Hablaba Bob Dylan en la entrevista que el mes pasado publicaba Rolling Stone de la importancia de caminar. Caminar como acto de desplazamiento, como movimiento, como viaje, pero con la diferencia que el caminar implica dotar de importancia no sólo al destino, sino también al camino. En fin, decía cosas así, en medio de una maraña de opiniones excéntricas, conceptos pseudorreligiosos soltados sin más y declaraciones de amor a las raíces rurales, tal que uno no tiene muy claro si está gagá o le está tomando el pelo al entrevistador. O ambas cosas a la vez. Porque lo de la transfiguración con el Ángel Del Infierno es de traca. Volviendo, sin embargo, al concepto de andar, él lo relacionaba con la mitología de los blues antiguos y esas canciones folk de tiempos inmemoriales. Insisto, no sólo importa el destino, también el camino. Por eso me gusta, cuando visito una ciudad, tratar de caminar el mayor tiempo posible. Si el caminar resulta poco viable, trato de tomar el transporte público. Pero preferentemente, ando. Este fin de semana, en Sydney, he ido a todos los sitios caminando. Auriculares, le damos al “play” y a patearme las calles.

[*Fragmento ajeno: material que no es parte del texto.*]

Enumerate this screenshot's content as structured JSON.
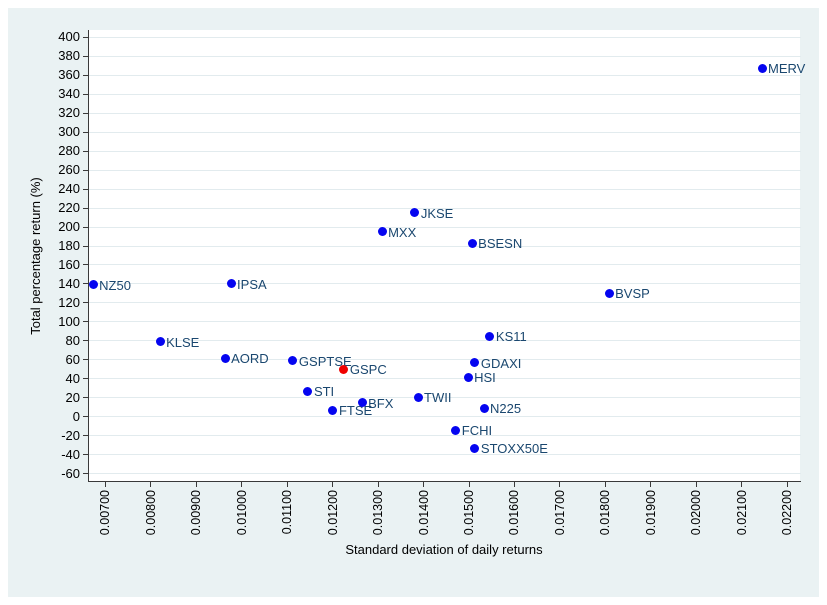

El día de hoy  ha sido, sin embargo, poco provechoso, ya que tenía que empaquetar y tomar un avión hacia Brisbane, donde me encuentro ahora mismo. Una pena, porque hoy lucía un sol esplendoroso, el mejor día, climatológicamente hablado, de todos los que llevaba en la ciudad. Tocaba, sin embargo, desplazamiento, un vuelo corto, apenas 90 minutos, que me llevaban de Sydney a Brisbane. Brisbane es la capital del estado de Queensland, y primera sorpresa, aunque ambas ciudades distan poco, vuelo corto o una decena de horas al volante, hay una diferencia horaria. Mientras que en Sydney hay 10 horas de diferencia con Barcelona, en Brisbane estas 10 horas se reducen a 9. ¿Acaso es porque se cambia de huso horario, en un salto geográfico y temporal corto como el que supondría de Salamanca a Coimbra? No, y ahí está la gracia. En el estado de Queensland no se hace el cambio horario de verano – horario de invierno. Es el único estado de Australia en el que no se hace, y no lo hacen porque no les sale de los cojones, sin más. Porque consideran que con su idiosincrasia climatológica y sus fases solares, ese cambio de hora no les beneficia en nada. Por lo tanto, y hasta que no llegue el invierno austral, en Queensland van tienen una hora menos que en Victoria o en New South Wales. Lo cuál me lleva a reflexionar por qué en los países del sur de Europa, como España o Italia, donde ese cambio horario no aporta especial ahorro,  y menos en pleno siglo XXI, se sigue jugando a ese juego.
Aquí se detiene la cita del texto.